In 2024, Krol appeared in 18 games, going 1–0 with a 2.12 ERA and 18 strikeouts across 17 innings of work.

===Saraperos de Saltillo===
On June 20, 2024, Krol was traded to the Saraperos de Saltillo in exchange for Marcos Garibay. In 16 appearances for Saltillo, he struggled to a 1–3 record and 9.00 ERA with 10 strikeouts and 4 saves across 15 innings pitched.

===Diablos Rojos del México===
On March 3, 2025, Krol was traded to the Diablos Rojos del México of the Mexican League. In seven appearances (one start) for the Diablos, Krol logged a 2-1 record and 4.50 ERA with 10 strikeouts over 12 innings of work.

===Saraperos de Saltillo (second stint)===
On May 21, 2025, Krol, Alex Claudio, and Ricky Karcher were traded to the Saraperos de Saltillo in exchange for Deolis Guerra.

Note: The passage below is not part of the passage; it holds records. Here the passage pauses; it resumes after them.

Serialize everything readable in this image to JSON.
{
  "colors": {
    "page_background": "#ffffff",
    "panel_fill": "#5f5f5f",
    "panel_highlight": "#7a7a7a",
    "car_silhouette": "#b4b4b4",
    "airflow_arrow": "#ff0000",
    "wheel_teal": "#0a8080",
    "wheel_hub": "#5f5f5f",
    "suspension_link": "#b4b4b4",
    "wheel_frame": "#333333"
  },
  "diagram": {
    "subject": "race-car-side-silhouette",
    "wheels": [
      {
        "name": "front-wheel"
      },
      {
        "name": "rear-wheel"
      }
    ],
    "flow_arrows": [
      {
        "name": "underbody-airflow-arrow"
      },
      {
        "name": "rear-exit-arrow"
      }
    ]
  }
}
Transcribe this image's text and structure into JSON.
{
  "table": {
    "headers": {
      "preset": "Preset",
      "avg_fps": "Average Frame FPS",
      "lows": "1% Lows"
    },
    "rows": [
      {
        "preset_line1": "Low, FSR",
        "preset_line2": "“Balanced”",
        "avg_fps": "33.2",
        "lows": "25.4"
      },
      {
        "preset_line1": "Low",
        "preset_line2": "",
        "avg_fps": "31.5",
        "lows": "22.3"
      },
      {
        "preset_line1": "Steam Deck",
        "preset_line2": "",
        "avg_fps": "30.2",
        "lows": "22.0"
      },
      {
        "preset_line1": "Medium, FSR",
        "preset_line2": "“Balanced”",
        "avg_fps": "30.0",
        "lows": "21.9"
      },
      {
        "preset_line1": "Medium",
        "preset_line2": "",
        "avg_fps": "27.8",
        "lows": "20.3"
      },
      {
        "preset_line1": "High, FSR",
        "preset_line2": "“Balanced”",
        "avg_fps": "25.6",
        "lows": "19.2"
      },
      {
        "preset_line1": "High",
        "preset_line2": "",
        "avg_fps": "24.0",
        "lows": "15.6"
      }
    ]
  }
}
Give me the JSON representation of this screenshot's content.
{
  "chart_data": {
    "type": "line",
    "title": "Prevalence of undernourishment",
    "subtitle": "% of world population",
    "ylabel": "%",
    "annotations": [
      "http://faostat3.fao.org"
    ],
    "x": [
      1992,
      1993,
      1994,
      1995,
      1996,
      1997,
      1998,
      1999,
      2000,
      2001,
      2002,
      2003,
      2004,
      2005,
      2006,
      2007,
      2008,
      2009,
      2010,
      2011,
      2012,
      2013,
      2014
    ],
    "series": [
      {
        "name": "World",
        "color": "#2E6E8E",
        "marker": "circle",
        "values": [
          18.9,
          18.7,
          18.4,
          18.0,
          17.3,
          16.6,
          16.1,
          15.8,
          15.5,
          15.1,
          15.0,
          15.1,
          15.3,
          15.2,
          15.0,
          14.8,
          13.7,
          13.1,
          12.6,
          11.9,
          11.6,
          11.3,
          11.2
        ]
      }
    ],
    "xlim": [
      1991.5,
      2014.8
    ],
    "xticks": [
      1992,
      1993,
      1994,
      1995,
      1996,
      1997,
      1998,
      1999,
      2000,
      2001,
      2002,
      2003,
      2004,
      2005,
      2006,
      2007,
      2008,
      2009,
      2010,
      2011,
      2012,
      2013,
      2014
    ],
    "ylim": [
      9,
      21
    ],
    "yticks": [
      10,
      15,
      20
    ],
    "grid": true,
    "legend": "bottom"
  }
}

In 27 games 20 innings of relief he went 0-0 with a 4.50 ERA and 16 strikeouts. He became a free agent following the season.

==Pitch selection==
Krol throws four pitches. He has a four-seam fastball in the 93–95 MPH range, a cut fastball between 88 and 90 MPH, a curveball between 77 and 79 MPH, and an above-average changeup averaging 83–85 MPH.